Define schemas with nested types¶
from colnade import Column, Schema, Struct, List, UInt64, Float64, Utf8
class Address(Schema):
city: Column[Utf8]
zip_code: Column[Utf8]
class UserProfile(Schema):
id: Column[UInt64]
name: Column[Utf8]
address: Column[Struct[Address]]
tags: Column[List[Utf8]]
scores: Column[List[Float64]]
Struct field access¶
Access fields within a struct column using .field():
# Filter by struct field value
new_yorkers = df.filter(
UserProfile.address.field(Address.city) == "New York"
)
# Check if a struct field is not null
df.filter(UserProfile.address.field(Address.zip_code).is_not_null())
.field(Address.city) creates a StructFieldAccess node. The backend translates it to pl.col("address").struct.field("city").
List operations¶
Access list methods via the .list property:
# Count elements in each list
tag_counts = df.with_columns(
UserProfile.tags.list.len().alias(UserProfile.tags)
)
# Check if list contains a value
python_users = df.filter(
UserProfile.tags.list.contains("python")
)
# Get element by index (0-based)
first_tags = df.with_columns(
UserProfile.tags.list.get(0).alias(UserProfile.tags)
)
# Aggregate list elements (numeric lists)

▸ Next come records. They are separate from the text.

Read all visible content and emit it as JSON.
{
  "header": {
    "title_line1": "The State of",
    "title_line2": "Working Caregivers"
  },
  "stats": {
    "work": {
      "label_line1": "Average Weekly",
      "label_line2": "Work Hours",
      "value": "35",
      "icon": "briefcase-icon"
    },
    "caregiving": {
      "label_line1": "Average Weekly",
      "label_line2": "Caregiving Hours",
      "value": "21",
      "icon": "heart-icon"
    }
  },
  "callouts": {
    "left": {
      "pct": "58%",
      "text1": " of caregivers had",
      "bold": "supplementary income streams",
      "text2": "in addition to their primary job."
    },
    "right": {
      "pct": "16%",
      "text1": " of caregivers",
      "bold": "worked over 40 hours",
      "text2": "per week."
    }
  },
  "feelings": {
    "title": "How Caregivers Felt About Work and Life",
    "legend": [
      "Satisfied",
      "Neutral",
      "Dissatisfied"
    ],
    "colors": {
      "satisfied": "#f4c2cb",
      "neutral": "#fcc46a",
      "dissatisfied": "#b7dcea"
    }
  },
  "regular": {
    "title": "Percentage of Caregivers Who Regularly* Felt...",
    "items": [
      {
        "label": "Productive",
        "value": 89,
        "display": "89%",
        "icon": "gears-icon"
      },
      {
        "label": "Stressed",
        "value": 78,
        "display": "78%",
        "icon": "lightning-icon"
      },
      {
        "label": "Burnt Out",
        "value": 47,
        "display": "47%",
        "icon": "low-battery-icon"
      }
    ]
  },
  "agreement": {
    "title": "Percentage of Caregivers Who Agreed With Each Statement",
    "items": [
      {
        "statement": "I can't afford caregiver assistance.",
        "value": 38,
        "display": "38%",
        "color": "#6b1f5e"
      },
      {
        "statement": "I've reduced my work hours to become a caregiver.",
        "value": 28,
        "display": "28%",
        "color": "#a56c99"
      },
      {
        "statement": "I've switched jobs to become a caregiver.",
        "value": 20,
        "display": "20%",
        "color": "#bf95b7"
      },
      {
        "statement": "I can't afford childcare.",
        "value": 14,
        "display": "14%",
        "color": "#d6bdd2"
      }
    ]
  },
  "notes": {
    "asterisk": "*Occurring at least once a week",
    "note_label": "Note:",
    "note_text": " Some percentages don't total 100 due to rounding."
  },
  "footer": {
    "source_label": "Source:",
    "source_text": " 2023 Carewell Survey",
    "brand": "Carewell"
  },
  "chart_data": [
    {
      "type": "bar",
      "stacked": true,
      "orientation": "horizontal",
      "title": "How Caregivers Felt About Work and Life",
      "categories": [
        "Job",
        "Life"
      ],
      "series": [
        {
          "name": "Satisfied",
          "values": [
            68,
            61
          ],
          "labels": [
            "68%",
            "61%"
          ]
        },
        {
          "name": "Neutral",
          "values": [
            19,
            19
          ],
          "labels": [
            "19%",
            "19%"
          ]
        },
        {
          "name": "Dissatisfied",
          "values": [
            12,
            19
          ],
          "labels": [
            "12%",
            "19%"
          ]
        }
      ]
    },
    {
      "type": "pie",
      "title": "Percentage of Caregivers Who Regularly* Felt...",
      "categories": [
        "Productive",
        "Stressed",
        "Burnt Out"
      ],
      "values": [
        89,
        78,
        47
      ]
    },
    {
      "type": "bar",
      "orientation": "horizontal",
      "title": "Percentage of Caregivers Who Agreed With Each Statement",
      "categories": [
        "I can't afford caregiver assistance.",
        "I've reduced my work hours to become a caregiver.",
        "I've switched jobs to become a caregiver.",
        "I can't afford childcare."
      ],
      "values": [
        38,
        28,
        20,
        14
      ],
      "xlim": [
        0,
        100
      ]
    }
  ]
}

score_totals = df.with_columns(
UserProfile.scores.list.sum().alias(UserProfile.scores)
)
Available list methods¶
| Method | Description | Return type |
|---|---|---|
.list.len() |
Number of elements | ListOp[UInt32] |
.list.get(i) |
Element at index | ListOp[Any] |
.list.contains(v) |
Contains value? | ListOp[Bool] |
.list.sum() |
Sum of elements | ListOp[Any] |
.list.mean() |
Mean of elements | ListOp[Any] |
.list.min() |
Minimum element | ListOp[Any] |
.list.max() |
Maximum element | ListOp[Any] |